Le renouveau des entreprises

Une caractéristique récente de nombreuses économies occidentales développées est l'accroissement du rôle prêté aux entreprises. Cette évolution est souvent qualifiée de « renouveau de l'entreprise ». Sans tomber dans le lieu commun, il importe de cerner le phénomène avant d'en analyser les causes et d'en souligner les manifestations.

La complexité du fonctionnement des économies modernes rend difficile l'appréciation du rôle des différents agents qui y participent. La multiplicité des formes de leur contribution en est une cause. Les entreprises n'échappent pas à cette règle. Il est par exemple possible de mesurer la part de ces dernières dans la production. Elle représente, selon le cas, de 80 à 95 % du produit intérieur brut des nations occidentales. L'intérêt de cette donnée chiffrée, pour être certain, n'en est pas moins limité. Il convient, en effet, de savoir ce qu'elle recouvre. Les comptables nationaux définissent les entreprises comme des organisations qui, quel que soit leur statut juridique, ont pour rôle essentiel de produire et de vendre des biens et des services. Aucune distinction n'est donc faite sur la base de l'autonomie de décision, notamment par rapport à l'État. De même, la mesure des activités des entreprises ne tient pas compte de leur efficacité, ou plus précisément de leur rentabilité.

Si renouveau des entreprises il y a, il ne peut donc certainement pas être appréhendé au travers de la simple mesure de la contribution des firmes à la production nationale. Le phénomène en question est à la fois qualitatif et dynamique. Les entreprises sont en situation d'interdépendance fonctionnelle, mais aussi structurelle et institutionnelle avec les autres agents économiques. Elles emploient des salariés et vendent leur production aux ménages, aux administrations et à d'autres firmes. Elles sont par ailleurs soumises à des réglementations qui régissent leurs relations avec l'environnement ; les législations commerciale, fiscale et du travail en constituent un exemple. Enfin, les dirigeants sont contrôlés par les propriétaires des entreprises. Lorsque ces dernières appartiennent à l'État, il n'y a pas toujours coïncidence entre l'intérêt du propriétaire et celui de la firme.

Le renouveau de l'entreprise procède essentiellement de la prise de conscience du rôle central qu'occupe cette dernière dans le développement économique et social. Pour que l'entreprise puisse tenir cette fonction, il faut que les contraintes qui s'exercent sur elle se relâchent, et qu'elle dispose de plus d'autonomie de décision. L'accroissement de son pouvoir ne peut se faire, dans un premier temps, qu'au détriment de celui de l'État, des ménages et d'organisations intermédiaires. Le corollaire est qu'en cas d'échec l'entreprise est condamnée à disparaître. Par contre, dans l'éventualité d'un succès, les effets induits bénéficient à la collectivité. Ils créent, en outre, les conditions d'un nouveau relâchement des contraintes structurelles et institutionnelles.

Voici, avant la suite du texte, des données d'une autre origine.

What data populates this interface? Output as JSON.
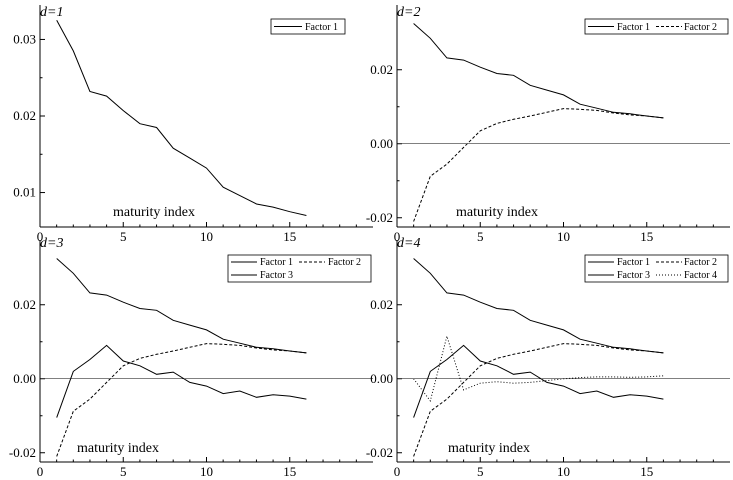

La tendance caractéristique de la période actuelle est donc la reconnaissance du besoin qu'ont les entreprises de disposer d'une plus grande autonomie pour jouer avec efficacité le rôle qui leur est dévolu. Indissociablement liée à cette évolution, mais parfois moins apparente, est l'acceptation du fait que la firme doit alors supporter les conséquences, bénéfiques ou défavorables, de ses décisions. Ce phénomène se manifeste de manière plus ou moins ouverte dans toutes les économies occidentales. Certains croient même en déceler des signes avant-coureurs dans les pays de l'Est. Il n'est pourtant pas sans soulever des oppositions certaines.

Celles-ci sont naturellement dues aux organisations dont le rôle est remis en cause par cette évolution, soit qu'elles n'aient plus lieu d'exister, soit qu'elles n'aient pas su s'adapter à la situation nouvelle. Leur pouvoir relatif, plus ou moins grand selon les pays, constitue l'un des facteurs explicatifs de la diversité des situations nationales. Le renouveau de l'entreprise se traduit dans les faits avec d'autant plus de vigueur qu'il se heurte à moins d'oppositions organisées.